My wife and I currently own 3x IPs that are all owned 50/50 in our own names. With hindsight, I feel we should have set up a trust to allow for flexibility as they are all pos geared and for future CGT minimising. Too late for this now and regret not setting these up better earlier. My wife is currently off work looking after our son and likely to return to some part time work next year. I am currently earning around 250k per year. Looking for some feedback from the brains trust, if you would set up a trust for future purchases of PPOR (750- 900k) and shares (estimated3-5k per month). Unsure at what point a trust becomes worthwhile the management cost. Understand I will need to discuss finer details with our accountant. Cheers!
Not so much for CGT for PPOR. We have had 2x ppor that have turned into IPs, so can be beneficial if this was to happen again. But is there any downside with it being in a trust?

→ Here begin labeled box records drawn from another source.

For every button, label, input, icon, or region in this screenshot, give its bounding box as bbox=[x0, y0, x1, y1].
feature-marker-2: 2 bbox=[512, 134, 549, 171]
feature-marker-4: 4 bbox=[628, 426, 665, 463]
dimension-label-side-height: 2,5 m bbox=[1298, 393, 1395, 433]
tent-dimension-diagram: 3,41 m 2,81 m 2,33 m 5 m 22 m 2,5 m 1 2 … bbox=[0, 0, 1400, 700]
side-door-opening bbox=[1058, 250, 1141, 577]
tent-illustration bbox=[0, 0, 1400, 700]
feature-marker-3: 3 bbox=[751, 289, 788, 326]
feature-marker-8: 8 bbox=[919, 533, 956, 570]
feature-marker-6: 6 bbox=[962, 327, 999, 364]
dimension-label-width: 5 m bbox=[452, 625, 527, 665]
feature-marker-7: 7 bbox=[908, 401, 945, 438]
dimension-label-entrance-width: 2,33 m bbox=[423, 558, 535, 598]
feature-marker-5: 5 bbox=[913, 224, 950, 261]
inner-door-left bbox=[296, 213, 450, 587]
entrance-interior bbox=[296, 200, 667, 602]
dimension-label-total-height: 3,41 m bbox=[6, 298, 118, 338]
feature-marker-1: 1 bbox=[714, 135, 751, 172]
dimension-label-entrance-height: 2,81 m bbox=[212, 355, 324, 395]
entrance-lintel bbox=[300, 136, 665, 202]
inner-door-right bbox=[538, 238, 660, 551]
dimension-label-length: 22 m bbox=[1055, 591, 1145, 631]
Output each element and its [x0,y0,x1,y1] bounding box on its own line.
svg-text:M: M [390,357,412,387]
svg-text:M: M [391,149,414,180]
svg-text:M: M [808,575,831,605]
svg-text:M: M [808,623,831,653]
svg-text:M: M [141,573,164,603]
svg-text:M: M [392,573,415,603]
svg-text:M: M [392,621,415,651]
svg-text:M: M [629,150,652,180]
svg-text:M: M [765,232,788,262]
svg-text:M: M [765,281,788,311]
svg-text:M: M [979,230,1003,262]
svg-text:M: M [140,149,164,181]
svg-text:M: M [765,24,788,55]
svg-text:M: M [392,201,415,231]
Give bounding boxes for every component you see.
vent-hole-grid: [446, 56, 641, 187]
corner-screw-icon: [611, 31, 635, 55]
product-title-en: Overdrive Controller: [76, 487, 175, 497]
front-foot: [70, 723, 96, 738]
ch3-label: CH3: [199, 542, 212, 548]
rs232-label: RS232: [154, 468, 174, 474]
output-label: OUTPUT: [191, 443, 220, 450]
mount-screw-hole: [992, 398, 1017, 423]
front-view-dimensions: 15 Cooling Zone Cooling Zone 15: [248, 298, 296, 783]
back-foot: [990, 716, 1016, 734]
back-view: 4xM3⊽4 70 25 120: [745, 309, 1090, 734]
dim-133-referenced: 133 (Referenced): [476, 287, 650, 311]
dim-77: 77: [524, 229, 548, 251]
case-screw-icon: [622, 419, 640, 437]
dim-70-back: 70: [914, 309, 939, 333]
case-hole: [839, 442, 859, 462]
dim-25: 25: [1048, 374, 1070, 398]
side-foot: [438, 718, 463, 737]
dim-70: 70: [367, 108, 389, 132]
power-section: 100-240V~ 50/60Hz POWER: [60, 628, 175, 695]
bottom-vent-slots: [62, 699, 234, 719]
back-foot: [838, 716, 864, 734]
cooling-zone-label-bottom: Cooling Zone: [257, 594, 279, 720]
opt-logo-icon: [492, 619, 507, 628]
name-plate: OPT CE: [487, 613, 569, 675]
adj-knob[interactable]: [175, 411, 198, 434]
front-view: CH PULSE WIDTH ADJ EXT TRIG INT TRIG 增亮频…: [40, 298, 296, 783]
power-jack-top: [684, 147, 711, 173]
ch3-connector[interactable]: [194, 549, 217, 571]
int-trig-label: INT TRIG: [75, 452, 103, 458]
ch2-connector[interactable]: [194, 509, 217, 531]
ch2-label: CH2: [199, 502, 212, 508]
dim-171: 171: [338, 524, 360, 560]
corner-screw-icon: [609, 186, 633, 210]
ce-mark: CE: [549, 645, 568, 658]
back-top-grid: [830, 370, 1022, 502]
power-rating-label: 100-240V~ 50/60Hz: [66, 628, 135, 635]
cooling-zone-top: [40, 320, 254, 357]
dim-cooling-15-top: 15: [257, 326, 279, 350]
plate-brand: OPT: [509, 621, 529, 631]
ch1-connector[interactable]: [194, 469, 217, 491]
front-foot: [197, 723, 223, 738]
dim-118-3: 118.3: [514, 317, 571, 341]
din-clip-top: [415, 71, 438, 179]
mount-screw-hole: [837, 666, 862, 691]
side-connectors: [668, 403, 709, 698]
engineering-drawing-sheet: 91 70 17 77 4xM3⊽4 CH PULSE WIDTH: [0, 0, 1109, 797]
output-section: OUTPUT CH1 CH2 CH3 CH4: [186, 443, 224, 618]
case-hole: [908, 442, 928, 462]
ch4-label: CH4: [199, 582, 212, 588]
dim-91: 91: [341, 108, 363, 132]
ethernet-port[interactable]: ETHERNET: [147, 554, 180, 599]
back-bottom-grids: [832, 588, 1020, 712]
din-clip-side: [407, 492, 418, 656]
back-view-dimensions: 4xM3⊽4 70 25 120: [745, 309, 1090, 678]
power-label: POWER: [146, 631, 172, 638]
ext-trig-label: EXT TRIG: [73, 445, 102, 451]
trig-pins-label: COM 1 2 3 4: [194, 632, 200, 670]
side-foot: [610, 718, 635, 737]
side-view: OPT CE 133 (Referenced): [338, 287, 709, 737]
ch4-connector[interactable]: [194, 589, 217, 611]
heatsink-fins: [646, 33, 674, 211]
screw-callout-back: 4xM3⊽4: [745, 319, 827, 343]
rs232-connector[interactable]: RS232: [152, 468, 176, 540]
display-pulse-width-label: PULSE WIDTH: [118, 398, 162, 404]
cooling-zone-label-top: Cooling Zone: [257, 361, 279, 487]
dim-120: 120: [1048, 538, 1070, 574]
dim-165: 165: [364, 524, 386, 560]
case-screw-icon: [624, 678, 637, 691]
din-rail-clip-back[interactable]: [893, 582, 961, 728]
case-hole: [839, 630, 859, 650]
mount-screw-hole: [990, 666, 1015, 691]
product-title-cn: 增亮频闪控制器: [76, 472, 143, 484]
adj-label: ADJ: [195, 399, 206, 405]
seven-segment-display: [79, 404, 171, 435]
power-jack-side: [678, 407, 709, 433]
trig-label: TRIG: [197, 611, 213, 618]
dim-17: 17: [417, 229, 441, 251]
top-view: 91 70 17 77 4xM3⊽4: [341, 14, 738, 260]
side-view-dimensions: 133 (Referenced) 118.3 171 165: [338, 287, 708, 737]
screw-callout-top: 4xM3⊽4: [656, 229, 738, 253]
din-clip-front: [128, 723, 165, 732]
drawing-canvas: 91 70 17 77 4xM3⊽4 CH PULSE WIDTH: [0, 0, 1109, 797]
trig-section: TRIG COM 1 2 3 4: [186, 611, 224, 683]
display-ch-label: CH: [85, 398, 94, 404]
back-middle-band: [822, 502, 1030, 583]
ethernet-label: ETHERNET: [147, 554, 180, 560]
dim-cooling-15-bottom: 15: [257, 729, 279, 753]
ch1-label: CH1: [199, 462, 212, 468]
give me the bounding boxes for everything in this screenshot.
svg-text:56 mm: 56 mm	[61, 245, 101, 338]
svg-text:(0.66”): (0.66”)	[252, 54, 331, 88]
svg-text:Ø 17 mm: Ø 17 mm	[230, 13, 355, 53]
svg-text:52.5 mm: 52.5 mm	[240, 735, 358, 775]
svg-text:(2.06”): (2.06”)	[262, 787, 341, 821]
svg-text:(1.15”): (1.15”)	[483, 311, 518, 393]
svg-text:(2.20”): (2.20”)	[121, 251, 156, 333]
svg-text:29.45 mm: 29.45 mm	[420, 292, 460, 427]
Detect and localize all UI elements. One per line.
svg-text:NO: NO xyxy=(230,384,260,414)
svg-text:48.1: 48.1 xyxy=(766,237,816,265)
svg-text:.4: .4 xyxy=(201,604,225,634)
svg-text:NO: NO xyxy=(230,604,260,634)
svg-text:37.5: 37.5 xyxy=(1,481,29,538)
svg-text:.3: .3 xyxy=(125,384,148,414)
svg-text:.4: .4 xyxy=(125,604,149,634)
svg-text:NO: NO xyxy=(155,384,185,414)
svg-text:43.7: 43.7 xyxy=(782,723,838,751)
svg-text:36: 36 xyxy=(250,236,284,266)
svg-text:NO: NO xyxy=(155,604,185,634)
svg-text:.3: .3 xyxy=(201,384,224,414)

Plenty - no main residence CGT exemption - no land tax exemption in most states - could be a breach of trust - cannot pass asset via will - little asset protection potentially - issues accessing equity - complexity - frequent changes in laws needs legal advice and amendments - foreign family members excluded - loss of control - cannot get into a testamentary trust so income can go to minor children - harder to finance. etc
Annual accounting and tax costs Estate planning Land tax issues in some states (eg NSW $12K a year extra cost ?) Family trust election issues (irrevokable choices) Then there is a unit trust. Complexity multiplies.